Normal curves with the original standard deviation (in blue) and the new one (red dashes) are shown below.  The area to the left of the value 54.5 is smaller with the new standard deviation:

g) Why might this be a difficult change for the manufacturer to make?  Decreasing the standard deviation of the weights requires making the manufacturing process less variable, which means achieving more consistency in the weights from candy bar to candy bar.  Reducing variability in a manufacturing setting can be a daunting task.

h) By what percentage does the manufacturer need to decrease the standard deviation of the weights in order to achieve this goal?  Percentage change is a challenging topic for students, so I look for opportunities to ask about it often*.  The manufacturer would need to decrease the standard deviation of the weights by (0.215 – 0.3) /  0.3 × 100% ≈ 28.3% to achieve this goal.

* See post #28 (A persistent pet peeve, here) for many more examples.


Teachers of introductory statistics must decide:

  • Whether to teach normal distributions as models for numerical data or only as approximations for sampling distributions;
  • Whether to include the process of standardization to z-scores when performing calculations involving normal distributions;
  • Whether to ask students to use a table of standard normal probabilities or use only technology for calculating probabilities and percentiles from normal distributions.

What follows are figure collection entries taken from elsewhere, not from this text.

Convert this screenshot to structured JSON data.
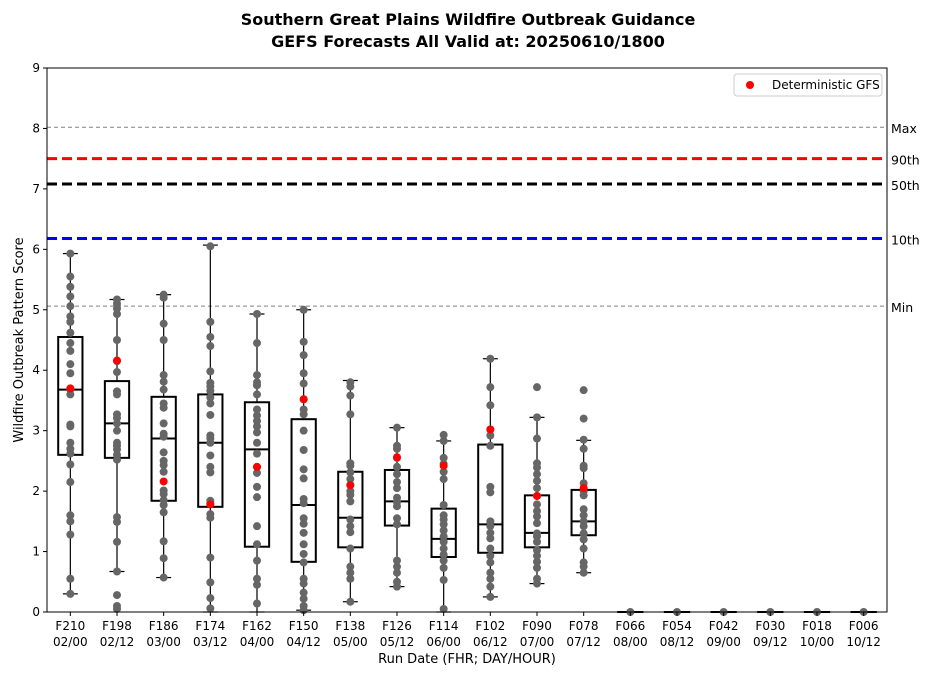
{
  "chart_data": {
    "type": "box",
    "title_line1": "Southern Great Plains Wildfire Outbreak Guidance",
    "title_line2": "GEFS Forecasts All Valid at: 20250610/1800",
    "xlabel": "Run Date (FHR; DAY/HOUR)",
    "ylabel": "Wildfire Outbreak Pattern Score",
    "ylim": [
      0,
      9
    ],
    "yticks": [
      "0",
      "1",
      "2",
      "3",
      "4",
      "5",
      "6",
      "7",
      "8",
      "9"
    ],
    "categories": [
      {
        "fhr": "F210",
        "date": "02/00"
      },
      {
        "fhr": "F198",
        "date": "02/12"
      },
      {
        "fhr": "F186",
        "date": "03/00"
      },
      {
        "fhr": "F174",
        "date": "03/12"
      },
      {
        "fhr": "F162",
        "date": "04/00"
      },
      {
        "fhr": "F150",
        "date": "04/12"
      },
      {
        "fhr": "F138",
        "date": "05/00"
      },
      {
        "fhr": "F126",
        "date": "05/12"
      },
      {
        "fhr": "F114",
        "date": "06/00"
      },
      {
        "fhr": "F102",
        "date": "06/12"
      },
      {
        "fhr": "F090",
        "date": "07/00"
      },
      {
        "fhr": "F078",
        "date": "07/12"
      },
      {
        "fhr": "F066",
        "date": "08/00"
      },
      {
        "fhr": "F054",
        "date": "08/12"
      },
      {
        "fhr": "F042",
        "date": "09/00"
      },
      {
        "fhr": "F030",
        "date": "09/12"
      },
      {
        "fhr": "F018",
        "date": "10/00"
      },
      {
        "fhr": "F006",
        "date": "10/12"
      }
    ],
    "boxes": [
      {
        "q1": 2.6,
        "median": 3.68,
        "q3": 4.55,
        "whisker_low": 0.3,
        "whisker_high": 5.93
      },
      {
        "q1": 2.55,
        "median": 3.12,
        "q3": 3.82,
        "whisker_low": 0.67,
        "whisker_high": 5.17
      },
      {
        "q1": 1.84,
        "median": 2.87,
        "q3": 3.56,
        "whisker_low": 0.57,
        "whisker_high": 5.25
      },
      {
        "q1": 1.74,
        "median": 2.8,
        "q3": 3.6,
        "whisker_low": 0.0,
        "whisker_high": 6.07
      },
      {
        "q1": 1.08,
        "median": 2.69,
        "q3": 3.47,
        "whisker_low": 0.0,
        "whisker_high": 4.93
      },
      {
        "q1": 0.83,
        "median": 1.77,
        "q3": 3.19,
        "whisker_low": 0.03,
        "whisker_high": 5.0
      },
      {
        "q1": 1.07,
        "median": 1.56,
        "q3": 2.32,
        "whisker_low": 0.17,
        "whisker_high": 3.83
      },
      {
        "q1": 1.43,
        "median": 1.83,
        "q3": 2.35,
        "whisker_low": 0.42,
        "whisker_high": 3.05
      },
      {
        "q1": 0.91,
        "median": 1.21,
        "q3": 1.71,
        "whisker_low": 0.0,
        "whisker_high": 2.83
      },
      {
        "q1": 0.98,
        "median": 1.45,
        "q3": 2.77,
        "whisker_low": 0.25,
        "whisker_high": 4.19
      },
      {
        "q1": 1.07,
        "median": 1.31,
        "q3": 1.93,
        "whisker_low": 0.47,
        "whisker_high": 3.22
      },
      {
        "q1": 1.27,
        "median": 1.5,
        "q3": 2.02,
        "whisker_low": 0.65,
        "whisker_high": 2.84
      },
      {
        "q1": 0.0,
        "median": 0.0,
        "q3": 0.0,
        "whisker_low": 0.0,
        "whisker_high": 0.0
      },
      {
        "q1": 0.0,
        "median": 0.0,
        "q3": 0.0,
        "whisker_low": 0.0,
        "whisker_high": 0.0
      },
      {
        "q1": 0.0,
        "median": 0.0,
        "q3": 0.0,
        "whisker_low": 0.0,
        "whisker_high": 0.0
      },
      {
        "q1": 0.0,
        "median": 0.0,
        "q3": 0.0,
        "whisker_low": 0.0,
        "whisker_high": 0.0
      },
      {
        "q1": 0.0,
        "median": 0.0,
        "q3": 0.0,
        "whisker_low": 0.0,
        "whisker_high": 0.0
      },
      {
        "q1": 0.0,
        "median": 0.0,
        "q3": 0.0,
        "whisker_low": 0.0,
        "whisker_high": 0.0
      }
    ],
    "members": [
      [
        0.3,
        0.55,
        1.28,
        1.5,
        1.6,
        2.15,
        2.44,
        2.62,
        2.7,
        2.8,
        3.07,
        3.1,
        3.6,
        3.68,
        3.95,
        4.1,
        4.32,
        4.45,
        4.62,
        4.8,
        4.89,
        5.06,
        5.22,
        5.38,
        5.55,
        5.93
      ],
      [
        0.05,
        0.1,
        0.28,
        0.67,
        1.16,
        1.49,
        1.57,
        2.52,
        2.6,
        2.69,
        2.75,
        2.8,
        3.0,
        3.12,
        3.21,
        3.27,
        3.6,
        3.65,
        3.97,
        4.15,
        4.5,
        4.93,
        5.02,
        5.1,
        5.17
      ],
      [
        0.57,
        0.89,
        1.17,
        1.65,
        1.77,
        1.85,
        1.95,
        2.01,
        2.32,
        2.43,
        2.5,
        2.64,
        2.9,
        2.95,
        3.12,
        3.38,
        3.45,
        3.68,
        3.81,
        3.92,
        4.5,
        4.77,
        5.2,
        5.25
      ],
      [
        0.06,
        0.23,
        0.49,
        0.9,
        1.56,
        1.62,
        1.79,
        1.84,
        2.31,
        2.4,
        2.59,
        2.8,
        2.87,
        2.92,
        3.26,
        3.45,
        3.55,
        3.66,
        3.73,
        3.79,
        3.98,
        4.4,
        4.55,
        4.8,
        6.05
      ],
      [
        0.14,
        0.45,
        0.55,
        0.85,
        1.12,
        1.42,
        1.9,
        2.07,
        2.3,
        2.4,
        2.62,
        2.8,
        2.97,
        3.07,
        3.16,
        3.25,
        3.35,
        3.6,
        3.75,
        3.8,
        3.92,
        4.45,
        4.93
      ],
      [
        0.03,
        0.1,
        0.22,
        0.32,
        0.47,
        0.55,
        0.82,
        0.96,
        1.12,
        1.31,
        1.46,
        1.55,
        1.8,
        1.87,
        2.21,
        2.36,
        2.68,
        3.0,
        3.27,
        3.35,
        3.52,
        3.78,
        3.95,
        4.25,
        4.47,
        5.0
      ],
      [
        0.17,
        0.55,
        0.65,
        0.75,
        1.05,
        1.32,
        1.42,
        1.53,
        1.83,
        1.94,
        2.0,
        2.1,
        2.2,
        2.31,
        2.42,
        2.46,
        3.27,
        3.58,
        3.73,
        3.8
      ],
      [
        0.42,
        0.5,
        0.65,
        0.75,
        0.85,
        1.45,
        1.55,
        1.75,
        1.82,
        1.89,
        2.05,
        2.15,
        2.28,
        2.4,
        2.55,
        2.7,
        2.75,
        3.05
      ],
      [
        0.05,
        0.53,
        0.73,
        0.85,
        0.95,
        1.05,
        1.16,
        1.25,
        1.35,
        1.45,
        1.53,
        1.6,
        1.77,
        2.2,
        2.32,
        2.45,
        2.55,
        2.83,
        2.93
      ],
      [
        0.25,
        0.42,
        0.55,
        0.65,
        0.82,
        0.93,
        1.05,
        1.22,
        1.31,
        1.42,
        1.5,
        1.98,
        2.07,
        2.75,
        2.92,
        3.02,
        3.42,
        3.72,
        4.19
      ],
      [
        0.47,
        0.55,
        0.73,
        0.83,
        0.93,
        1.02,
        1.16,
        1.25,
        1.3,
        1.47,
        1.58,
        1.67,
        1.78,
        1.92,
        2.05,
        2.17,
        2.28,
        2.39,
        2.46,
        2.87,
        3.22,
        3.72
      ],
      [
        0.65,
        0.75,
        0.82,
        1.05,
        1.2,
        1.3,
        1.42,
        1.5,
        1.6,
        1.7,
        1.93,
        2.0,
        2.13,
        2.38,
        2.42,
        2.7,
        2.85,
        3.2,
        3.67
      ],
      [
        0.0
      ],
      [
        0.0
      ],
      [
        0.0
      ],
      [
        0.0
      ],
      [
        0.0
      ],
      [
        0.0
      ]
    ],
    "deterministic": [
      3.7,
      4.16,
      2.16,
      1.78,
      2.4,
      3.52,
      2.1,
      2.56,
      2.42,
      3.02,
      1.92,
      2.05,
      null,
      null,
      null,
      null,
      null,
      null
    ],
    "reference_lines": [
      {
        "label": "Max",
        "value": 8.02,
        "color": "#808080",
        "style": "thin-dashed"
      },
      {
        "label": "90th",
        "value": 7.5,
        "color": "#ff0000",
        "style": "thick-dashed"
      },
      {
        "label": "50th",
        "value": 7.08,
        "color": "#000000",
        "style": "thick-dashed"
      },
      {
        "label": "10th",
        "value": 6.18,
        "color": "#0000ff",
        "style": "thick-dashed"
      },
      {
        "label": "Min",
        "value": 5.06,
        "color": "#808080",
        "style": "thin-dashed"
      }
    ],
    "legend": {
      "label": "Deterministic GFS",
      "placement": "top-right",
      "marker_color": "#ff0000"
    },
    "member_color": "#666666",
    "deterministic_color": "#ff0000",
    "grid": false
  }
}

You can tell from the examples above that my answers are yes to the first two of these, and I don’t much care about whether students learn to read an old-fashioned normal probability table.  I do care that students learn that a normal curve only provides a model (approximation) for a distribution of real data, and that many numerical variables have a distribution that is not close to normal.  I also expect students to learn how to think carefully through normal distribution calculations that go beyond the basics.

In a follow-up post, I will describe an activity that gives students more practice with normal distribution calculations while also introducing the topic of classification and exploring the concept of trade-offs between different kinds of classification errors.